BDD is when you obsess over the features you feel are imperfect. I won’t go into the symptoms and all that here because I’m not a doctor and it’ll make this blog post even longer, but I’ll explain it this way:
My brother and I were talking about one hollywood actress who keeps getting plastic surgery. He told me that he was so irritated and annoyed at people who constantly pay for surgeries when they were already perfect to begin with. He didn’t understand why they felt they needed anything. I told him that some people just don’t see what everyone else sees when they look in the mirror. One might look at her and think she’s absolutely stunning and perfect, but when she looks in the mirror… All she sees is the imperfections. She probably knows that people find her attractive and that’s good, but what SHE sees is not what she thinks is beautiful… and since she’s got the money? She can “fix” it.
I used to want to save up for plastic surgery. I was going to have my nose turned up, get a tummy tuck and take some of the jiggle off my arms. I always liked those cute button noses. I used to push my nose up and hold it there when I was a kid, hoping it would grow that way if I did it enough. I didn’t think anyone could possibly find me attractive because I looked “weird” and different.
I know that some people find me attractive. I know that in the grand scheme of things I’m not terribly ugly. But when I look in the mirror I don’t see someone who I find attractive. In fact, I’ve just met my weight loss goal that I set over ten years ago and when I look in the mirror sometimes it doesn’t look like I’ve changed at all. I just have to remove myself from the situation and remind myself that I’m no longer a size 14, I’m actually a size 8. A size 8 is small. Therefore I’m not allowed to think that I’m fat. If I let myself think that a size 8 is too big, then we’re getting into dangerous territory. When does it stop?
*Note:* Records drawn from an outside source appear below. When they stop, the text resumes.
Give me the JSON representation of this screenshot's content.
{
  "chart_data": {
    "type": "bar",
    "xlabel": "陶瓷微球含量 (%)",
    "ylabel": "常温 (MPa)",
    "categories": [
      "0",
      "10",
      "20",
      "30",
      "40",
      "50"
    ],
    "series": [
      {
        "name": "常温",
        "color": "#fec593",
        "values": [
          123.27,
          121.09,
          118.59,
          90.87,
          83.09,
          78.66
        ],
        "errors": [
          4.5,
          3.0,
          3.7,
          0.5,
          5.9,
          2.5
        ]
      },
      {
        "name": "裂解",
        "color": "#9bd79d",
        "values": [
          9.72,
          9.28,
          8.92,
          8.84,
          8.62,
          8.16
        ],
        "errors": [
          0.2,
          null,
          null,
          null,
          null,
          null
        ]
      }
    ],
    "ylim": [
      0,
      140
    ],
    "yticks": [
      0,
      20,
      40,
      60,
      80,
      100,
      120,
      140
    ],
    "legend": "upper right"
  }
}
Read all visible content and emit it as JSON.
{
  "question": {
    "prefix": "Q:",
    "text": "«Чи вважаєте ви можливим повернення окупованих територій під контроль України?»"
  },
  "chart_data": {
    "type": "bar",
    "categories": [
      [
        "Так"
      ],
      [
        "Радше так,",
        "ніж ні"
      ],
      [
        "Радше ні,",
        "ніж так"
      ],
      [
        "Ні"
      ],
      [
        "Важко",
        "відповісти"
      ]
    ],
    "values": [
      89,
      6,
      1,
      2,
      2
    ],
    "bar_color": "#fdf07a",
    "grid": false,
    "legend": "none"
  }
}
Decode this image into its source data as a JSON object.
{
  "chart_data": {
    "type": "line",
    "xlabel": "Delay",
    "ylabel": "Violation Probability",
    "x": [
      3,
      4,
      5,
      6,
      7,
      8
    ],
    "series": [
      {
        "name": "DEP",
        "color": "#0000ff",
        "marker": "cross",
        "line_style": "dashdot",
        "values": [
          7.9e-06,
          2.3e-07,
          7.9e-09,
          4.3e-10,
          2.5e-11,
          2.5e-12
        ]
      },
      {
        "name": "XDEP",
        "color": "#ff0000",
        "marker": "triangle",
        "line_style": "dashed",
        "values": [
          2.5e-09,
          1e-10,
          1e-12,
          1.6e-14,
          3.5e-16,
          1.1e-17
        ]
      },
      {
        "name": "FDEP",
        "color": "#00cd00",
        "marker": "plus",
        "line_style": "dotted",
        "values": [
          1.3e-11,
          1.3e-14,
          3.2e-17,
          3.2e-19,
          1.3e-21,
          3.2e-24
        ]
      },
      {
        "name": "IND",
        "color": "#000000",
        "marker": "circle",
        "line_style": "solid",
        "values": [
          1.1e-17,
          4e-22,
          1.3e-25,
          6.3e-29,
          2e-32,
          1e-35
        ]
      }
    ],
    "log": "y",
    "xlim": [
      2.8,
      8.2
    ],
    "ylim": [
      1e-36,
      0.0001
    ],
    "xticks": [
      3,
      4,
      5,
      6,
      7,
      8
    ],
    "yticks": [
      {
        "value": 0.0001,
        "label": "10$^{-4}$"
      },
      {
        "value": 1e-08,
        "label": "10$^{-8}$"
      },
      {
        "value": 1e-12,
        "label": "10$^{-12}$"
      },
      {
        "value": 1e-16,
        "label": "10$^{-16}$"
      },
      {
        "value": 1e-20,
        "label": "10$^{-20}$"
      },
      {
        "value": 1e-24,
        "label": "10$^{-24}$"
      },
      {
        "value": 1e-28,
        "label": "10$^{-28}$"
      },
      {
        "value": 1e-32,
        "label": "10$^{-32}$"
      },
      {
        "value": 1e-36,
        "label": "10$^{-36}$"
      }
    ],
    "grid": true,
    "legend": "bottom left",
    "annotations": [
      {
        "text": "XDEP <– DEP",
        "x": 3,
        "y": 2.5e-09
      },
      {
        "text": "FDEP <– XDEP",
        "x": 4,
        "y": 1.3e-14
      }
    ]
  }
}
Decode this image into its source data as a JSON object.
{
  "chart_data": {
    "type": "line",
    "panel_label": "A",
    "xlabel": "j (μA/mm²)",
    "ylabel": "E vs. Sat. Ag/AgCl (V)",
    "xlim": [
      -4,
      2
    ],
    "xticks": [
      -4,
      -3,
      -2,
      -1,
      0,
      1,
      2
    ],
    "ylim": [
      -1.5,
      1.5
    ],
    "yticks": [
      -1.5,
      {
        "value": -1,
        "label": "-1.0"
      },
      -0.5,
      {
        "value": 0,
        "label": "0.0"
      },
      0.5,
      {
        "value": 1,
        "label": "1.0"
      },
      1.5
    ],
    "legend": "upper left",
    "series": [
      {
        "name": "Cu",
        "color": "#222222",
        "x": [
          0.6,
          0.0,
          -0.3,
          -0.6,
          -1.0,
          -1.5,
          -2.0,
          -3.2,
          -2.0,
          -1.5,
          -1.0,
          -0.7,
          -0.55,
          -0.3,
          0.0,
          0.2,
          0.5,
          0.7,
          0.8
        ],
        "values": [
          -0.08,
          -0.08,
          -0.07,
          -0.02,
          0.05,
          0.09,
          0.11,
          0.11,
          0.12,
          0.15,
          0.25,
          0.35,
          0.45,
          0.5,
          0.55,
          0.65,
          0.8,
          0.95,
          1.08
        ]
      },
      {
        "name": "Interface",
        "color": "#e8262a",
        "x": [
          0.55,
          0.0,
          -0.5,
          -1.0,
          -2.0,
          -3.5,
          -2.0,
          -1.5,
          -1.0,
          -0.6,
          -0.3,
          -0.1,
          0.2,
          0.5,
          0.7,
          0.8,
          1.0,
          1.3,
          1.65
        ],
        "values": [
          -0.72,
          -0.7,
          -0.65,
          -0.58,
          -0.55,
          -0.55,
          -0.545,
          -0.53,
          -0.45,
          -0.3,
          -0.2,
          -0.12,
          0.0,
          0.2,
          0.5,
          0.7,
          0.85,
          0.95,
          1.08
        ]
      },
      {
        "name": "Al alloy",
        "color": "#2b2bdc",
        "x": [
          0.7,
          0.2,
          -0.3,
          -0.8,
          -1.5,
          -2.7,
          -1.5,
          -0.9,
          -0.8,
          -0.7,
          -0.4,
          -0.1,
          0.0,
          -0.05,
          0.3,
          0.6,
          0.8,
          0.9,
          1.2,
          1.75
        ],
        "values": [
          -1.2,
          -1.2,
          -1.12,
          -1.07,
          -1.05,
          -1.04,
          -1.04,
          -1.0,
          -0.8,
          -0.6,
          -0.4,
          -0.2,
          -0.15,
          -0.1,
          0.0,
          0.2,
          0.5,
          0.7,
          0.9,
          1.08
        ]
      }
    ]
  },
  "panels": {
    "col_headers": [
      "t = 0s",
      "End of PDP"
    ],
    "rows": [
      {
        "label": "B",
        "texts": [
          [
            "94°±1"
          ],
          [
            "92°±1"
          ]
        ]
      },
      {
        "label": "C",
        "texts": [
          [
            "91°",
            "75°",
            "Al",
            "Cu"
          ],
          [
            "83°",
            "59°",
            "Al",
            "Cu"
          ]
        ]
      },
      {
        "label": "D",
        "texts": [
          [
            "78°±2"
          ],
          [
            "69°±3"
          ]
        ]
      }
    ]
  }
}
The great thing is I have amazing friends and family who are always there for me to help me see what I can’t. Kung fu taught me to teach myself how to be confident, my family makes me feel beautiful, my friends make me feel important, and God makes me feel special (and not like special but like.. one of a kind 😛 ). Over the years it’s helped me learn to recognize when I’m being unrealistic. I still get depressed now and then, but I’m much much better than I used to be. I still obsess over my flaws but it’s not debilitating, it doesn’t affect me as much as it used to , and hey! I even take pictures now 🙂
I feel like this is becoming a whiny blog and I don’t want this to be a whiny blog. I just wanted to say something about BDD and body image issues in general as well as mentioning eating disorders.
Be kind to people who seem like they’re dealing with the same thing. Tell them the truth, but be kind. A lot of people told me AFTER I re-gained my anorexia lost weight that I had actually looked sickly when I was at my smallest. I think they were trying not to hurt my feelings when I was starving myself. Be encouraging, but don’t encourage the negativity. Encourage healthy thinking and healthy living. If you’re really concerned for their health and well being? Suggest counseling.
If you think you might have a problem with body dysmorphia and it’s disrupting your daily life you should seek counseling. Talking to a professional will help you get your mind on the right track. Surround yourself with people who love you and see you the way you wish you saw yourself. It’ll help.
I feel like I’m rambling now so I’m gonna stop there. Goodnight and good luck!